Watch your step…
Over the past few days I’ve seen some significant buzz concerning the use of the word “bossy” to describe little girls. The idea is that the word is very negative and shuts down future female leaders who don’t want to be called bossy or disliked.
It’s a valid point.
Truthfully, it’s not a word I’m accustomed to hearing applied to me personally. I tend to listen more than I speak. I’m not at all choleric in my design, and I don’t usually feel a need to take charge of things. I’m a type B introvert, a Melancholy-Phlegmatic, and a recent Meyers-Briggs/Kinsey Temperament Sorter INFJ convert after years of testing as an INTJ. I’m quite capable and willing to be one of the pack, although if you tell me it’s my doghouse, I’m also quite capable of being the HBIC and yes—I will bark. But I don’t bark in other people’s doghouses, and I don’t go around looking for a doghouse to commandeer.
It just ain’t my style.
Nevertheless, I rarely park somewhere very long before being offered leadership opportunities. It holds true across most areas of my life.
I didn’t understand that for a very long time because I associated being a leader with being, well, bossy. Which I’m not. I associated leadership with being about what a person does, not who a person is. It never occurred to me that I was invited to leadership because of who I am and how I think and approach life.
But somewhere along the way I began to catch on. It was, and is, uncomfortable, and I realize that it’s uncomfortable because I’m still sorting out how I feel about being a leader who is more about being than performing. But it freed me to learn to live a lifestyle of leadership, which is more than having roles or positions.
I also had a major paradigm shift about leadership, one that is still shaking out in my life. It affects my parenting, my relationships, and frankly, how I do all of life. And it comes from a golden nugget in the book of Proverbs.
Rabbit trail: Listen…even if you don’t dig the Bible in general (which I do), the book of Proverbs rocks. All kinds of useful tidbits for how to navigate life without getting your eye shot out. Who doesn’t need more common sense? Seriously, you should read it. Google it if you don’t have a Bible.
Anyway, this is how it goes:
Where there are no oxen, the manger is clean,
but abundant crops come by the strength of the ox.
In a nutshell, this is what it means: you can have abundant growth and production, or you can have a neat and tidy system. But you really can’t have both.
Oxen are strong. They pull plows, they pull harvesters, they pull wagons loaded with produce, they work. But wherever oxen are, there’s poop.
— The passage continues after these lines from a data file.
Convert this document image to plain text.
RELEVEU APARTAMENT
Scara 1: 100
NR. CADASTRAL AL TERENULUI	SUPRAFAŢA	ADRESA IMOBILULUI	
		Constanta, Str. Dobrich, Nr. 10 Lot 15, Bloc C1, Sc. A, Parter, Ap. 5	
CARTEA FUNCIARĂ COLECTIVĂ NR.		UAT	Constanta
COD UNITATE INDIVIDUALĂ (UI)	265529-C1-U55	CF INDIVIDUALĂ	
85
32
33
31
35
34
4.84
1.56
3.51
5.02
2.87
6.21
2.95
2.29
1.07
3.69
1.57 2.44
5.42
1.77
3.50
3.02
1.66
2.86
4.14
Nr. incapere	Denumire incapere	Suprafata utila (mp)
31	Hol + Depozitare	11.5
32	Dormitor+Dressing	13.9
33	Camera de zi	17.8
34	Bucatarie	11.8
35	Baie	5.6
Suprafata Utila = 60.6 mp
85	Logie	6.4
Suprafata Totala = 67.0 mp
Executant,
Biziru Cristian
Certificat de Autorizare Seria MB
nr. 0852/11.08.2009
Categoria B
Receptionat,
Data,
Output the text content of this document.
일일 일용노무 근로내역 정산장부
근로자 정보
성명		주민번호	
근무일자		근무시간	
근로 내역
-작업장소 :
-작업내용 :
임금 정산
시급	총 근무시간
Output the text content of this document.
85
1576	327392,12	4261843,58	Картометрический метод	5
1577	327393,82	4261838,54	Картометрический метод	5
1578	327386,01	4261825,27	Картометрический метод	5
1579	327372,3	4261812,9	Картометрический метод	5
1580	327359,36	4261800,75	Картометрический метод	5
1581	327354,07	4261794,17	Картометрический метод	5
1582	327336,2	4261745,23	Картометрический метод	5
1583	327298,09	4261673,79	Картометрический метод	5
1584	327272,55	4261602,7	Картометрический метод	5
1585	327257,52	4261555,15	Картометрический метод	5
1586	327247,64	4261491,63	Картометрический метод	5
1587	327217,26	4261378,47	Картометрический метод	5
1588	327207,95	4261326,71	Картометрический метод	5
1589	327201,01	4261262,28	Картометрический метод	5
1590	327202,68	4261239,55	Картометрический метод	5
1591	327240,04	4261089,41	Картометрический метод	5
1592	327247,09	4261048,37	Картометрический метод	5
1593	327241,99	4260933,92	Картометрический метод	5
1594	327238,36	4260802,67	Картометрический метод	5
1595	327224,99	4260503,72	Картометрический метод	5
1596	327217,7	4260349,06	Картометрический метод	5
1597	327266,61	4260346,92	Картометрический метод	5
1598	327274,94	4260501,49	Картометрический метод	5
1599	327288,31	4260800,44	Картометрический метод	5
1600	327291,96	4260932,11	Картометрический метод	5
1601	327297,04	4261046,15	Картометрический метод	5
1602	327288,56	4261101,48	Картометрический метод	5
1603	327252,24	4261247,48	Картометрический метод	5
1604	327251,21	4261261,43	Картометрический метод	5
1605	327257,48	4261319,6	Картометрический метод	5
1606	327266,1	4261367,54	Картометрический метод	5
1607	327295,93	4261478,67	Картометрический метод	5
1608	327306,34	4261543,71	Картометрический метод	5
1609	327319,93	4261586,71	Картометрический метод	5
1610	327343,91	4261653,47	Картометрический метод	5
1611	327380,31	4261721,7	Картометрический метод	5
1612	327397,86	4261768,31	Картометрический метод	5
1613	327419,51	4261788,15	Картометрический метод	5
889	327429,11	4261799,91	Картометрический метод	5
It smells bad, and the oxen step in it and spread it around, and then the folks who are trying to care for the oxen end up with it all over their shoes. Everyone stinks, because that is the nature of dealing with oxen. You want an abundant harvest? Then you gotta give up control. You gotta give up on the idea of a sanitary manger.
Freedom and creativity mean a lot to me. You know what happens when people are free to be creative? Like, really free? They learn and stretch and grow, and eventually you get to see them at their glorious best, the way God designed them to be, and they will do amazing things. You know what else happens? They make messes. Train wrecks, disasters, spectacles, mountains of ox poop.
If you try to set up a situation in order to limit the mess, you introduce control. And when you introduce control, you introduce fear.
Nothing kills freedom and creativity faster than fear.
So rather than fearing the mess of ox poop, I am learning to associate it as the precursor for an abundant harvest. It’s the smell of freedom.
Besides, handled properly, ox poop is excellent fertilizer.